所以加里，我們再次表示感謝。我能理解你為什麼會問這些問題。正如我在演講中所說，我們現在將盡最大努力成功完成第二階段研究，然後迅速與監管機構合作，就確定第三階段安全性和有效性的計劃達成一致，我們將盡快做到這一點能。我們認識到市場上仍然存在巨大的未滿足需求，我們相信我們擁有可以幫助解決這個問題的資產。但傑伊，我不知道你是否覺得你可以說得更具體一些，但如果你願意的話，請加入。

Yes, I'd say the same, Bob. Gary, as you know, this is one part, collecting the data that regulators rightly expect, and ongoing conversations around the design. This study is moving as rapidly as possible within -- this program is moving as rapidly as possible within the organization, you can rest assured.

是的，我也會這麼說，鮑伯。加里，如您所知，這是一部分，收集監管機構正確期望的數據，以及圍繞設計的持續對話。這項研究正在以盡可能快的速度在組織內進行，您可以放心，該計劃正在組織內以盡可能快的速度進行。

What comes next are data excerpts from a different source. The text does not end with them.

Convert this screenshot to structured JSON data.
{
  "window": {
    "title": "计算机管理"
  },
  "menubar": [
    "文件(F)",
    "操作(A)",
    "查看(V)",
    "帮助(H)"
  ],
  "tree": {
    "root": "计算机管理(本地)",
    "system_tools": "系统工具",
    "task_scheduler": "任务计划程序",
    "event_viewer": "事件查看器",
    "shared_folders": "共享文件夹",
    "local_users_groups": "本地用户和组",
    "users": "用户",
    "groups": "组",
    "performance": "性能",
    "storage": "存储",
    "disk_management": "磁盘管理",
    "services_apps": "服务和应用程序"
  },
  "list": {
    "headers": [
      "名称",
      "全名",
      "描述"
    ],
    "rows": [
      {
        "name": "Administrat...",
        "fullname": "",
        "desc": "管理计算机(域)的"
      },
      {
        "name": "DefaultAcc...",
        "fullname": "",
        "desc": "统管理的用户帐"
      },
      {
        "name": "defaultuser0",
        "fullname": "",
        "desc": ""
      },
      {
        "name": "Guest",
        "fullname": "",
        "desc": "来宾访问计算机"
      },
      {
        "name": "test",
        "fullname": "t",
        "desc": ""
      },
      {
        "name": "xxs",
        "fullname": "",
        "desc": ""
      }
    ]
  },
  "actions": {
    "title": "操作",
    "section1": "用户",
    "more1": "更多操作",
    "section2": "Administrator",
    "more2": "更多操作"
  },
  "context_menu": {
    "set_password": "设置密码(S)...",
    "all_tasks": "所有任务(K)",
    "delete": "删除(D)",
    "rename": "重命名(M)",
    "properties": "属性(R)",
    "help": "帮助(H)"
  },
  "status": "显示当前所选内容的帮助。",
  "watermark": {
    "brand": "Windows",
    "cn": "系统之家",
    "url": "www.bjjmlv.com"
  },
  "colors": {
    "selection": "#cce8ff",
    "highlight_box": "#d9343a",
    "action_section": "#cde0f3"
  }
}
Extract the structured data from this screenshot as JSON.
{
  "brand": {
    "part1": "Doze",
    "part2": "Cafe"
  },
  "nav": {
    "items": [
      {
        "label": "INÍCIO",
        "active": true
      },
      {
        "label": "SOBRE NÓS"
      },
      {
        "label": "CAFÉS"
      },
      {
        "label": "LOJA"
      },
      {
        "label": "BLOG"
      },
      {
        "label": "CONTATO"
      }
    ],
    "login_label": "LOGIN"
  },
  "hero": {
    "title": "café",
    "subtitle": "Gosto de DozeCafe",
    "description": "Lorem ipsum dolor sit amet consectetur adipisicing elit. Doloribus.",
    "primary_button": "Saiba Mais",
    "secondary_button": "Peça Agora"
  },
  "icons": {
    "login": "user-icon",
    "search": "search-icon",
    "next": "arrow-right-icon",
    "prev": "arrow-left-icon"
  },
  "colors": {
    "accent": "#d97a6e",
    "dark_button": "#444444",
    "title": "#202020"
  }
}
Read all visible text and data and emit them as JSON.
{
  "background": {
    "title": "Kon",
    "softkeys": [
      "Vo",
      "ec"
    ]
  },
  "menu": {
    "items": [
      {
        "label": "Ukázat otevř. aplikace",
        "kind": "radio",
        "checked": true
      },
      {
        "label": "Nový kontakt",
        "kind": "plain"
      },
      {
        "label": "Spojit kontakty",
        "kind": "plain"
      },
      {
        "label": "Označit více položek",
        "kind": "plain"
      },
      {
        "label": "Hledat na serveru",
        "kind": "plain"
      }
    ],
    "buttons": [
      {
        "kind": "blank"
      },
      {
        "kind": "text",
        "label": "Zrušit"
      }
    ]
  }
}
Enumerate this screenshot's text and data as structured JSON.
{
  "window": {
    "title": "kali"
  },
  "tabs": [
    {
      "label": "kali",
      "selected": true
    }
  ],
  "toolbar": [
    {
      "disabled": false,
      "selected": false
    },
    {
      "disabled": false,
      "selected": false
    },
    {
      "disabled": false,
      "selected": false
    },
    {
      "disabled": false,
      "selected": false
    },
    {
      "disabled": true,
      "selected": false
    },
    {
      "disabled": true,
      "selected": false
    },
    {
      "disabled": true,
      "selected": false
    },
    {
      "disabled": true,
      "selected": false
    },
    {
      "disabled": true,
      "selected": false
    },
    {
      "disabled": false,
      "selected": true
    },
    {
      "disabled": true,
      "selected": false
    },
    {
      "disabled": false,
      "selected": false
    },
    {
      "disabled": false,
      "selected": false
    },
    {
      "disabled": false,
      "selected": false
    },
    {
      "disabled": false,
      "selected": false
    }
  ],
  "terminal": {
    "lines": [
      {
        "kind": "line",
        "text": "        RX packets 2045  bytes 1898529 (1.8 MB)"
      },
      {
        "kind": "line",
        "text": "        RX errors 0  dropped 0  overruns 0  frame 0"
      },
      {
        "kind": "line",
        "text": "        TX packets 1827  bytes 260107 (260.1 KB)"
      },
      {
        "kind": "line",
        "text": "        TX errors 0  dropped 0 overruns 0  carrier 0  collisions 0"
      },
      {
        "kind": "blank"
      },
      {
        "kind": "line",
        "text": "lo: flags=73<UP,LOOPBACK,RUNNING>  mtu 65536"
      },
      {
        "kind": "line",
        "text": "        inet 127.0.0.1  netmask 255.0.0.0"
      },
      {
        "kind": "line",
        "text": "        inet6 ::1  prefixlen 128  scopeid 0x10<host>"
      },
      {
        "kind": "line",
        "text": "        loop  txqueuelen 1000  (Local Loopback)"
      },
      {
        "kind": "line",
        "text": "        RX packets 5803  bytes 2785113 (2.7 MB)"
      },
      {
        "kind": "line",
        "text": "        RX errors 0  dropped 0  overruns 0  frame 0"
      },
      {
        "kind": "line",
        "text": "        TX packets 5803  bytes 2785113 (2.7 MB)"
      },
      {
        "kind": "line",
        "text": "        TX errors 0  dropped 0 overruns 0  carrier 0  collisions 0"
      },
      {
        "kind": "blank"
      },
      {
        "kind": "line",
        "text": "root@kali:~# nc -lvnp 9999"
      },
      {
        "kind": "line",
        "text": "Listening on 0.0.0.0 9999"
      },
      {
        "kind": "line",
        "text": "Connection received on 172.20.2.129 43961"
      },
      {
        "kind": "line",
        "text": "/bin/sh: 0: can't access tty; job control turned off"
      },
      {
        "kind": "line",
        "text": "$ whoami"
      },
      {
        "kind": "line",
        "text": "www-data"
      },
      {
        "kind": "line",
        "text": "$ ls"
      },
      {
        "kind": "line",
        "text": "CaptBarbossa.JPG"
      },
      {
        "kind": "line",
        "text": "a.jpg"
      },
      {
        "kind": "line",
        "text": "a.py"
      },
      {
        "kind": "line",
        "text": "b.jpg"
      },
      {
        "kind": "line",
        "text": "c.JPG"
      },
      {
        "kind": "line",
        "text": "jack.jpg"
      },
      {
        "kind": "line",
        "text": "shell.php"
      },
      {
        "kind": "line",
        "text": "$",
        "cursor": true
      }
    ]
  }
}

Okay. Well, again, let me thank you all for joining the call and reiterate that Justin and his team will be around if you have any further questions. We look forward to having an opportunity to talk to you in the summer after the second quarter and provide update on the flow of information that we expect to generate between now and then on the many programs that we've referred to on the call. So thank you for your interest. Appreciate it.

好的。好吧，讓我再次感謝大家加入電話會議，並重申，如果您有任何其他問題，賈斯汀和他的團隊將隨時為您服務。我們期待在第二季度之後的夏天有機會與您交談，並提供我們預計從現在到那時我們在電話會議中提到的許多計劃產生的信息流的最新信息。感謝您的關注。欣賞它。

This concludes our 2024 Q1 earnings call. You may now disconnect.

我們的 2024 年第一季財報電話會議到此結束。您現在可以斷開連線。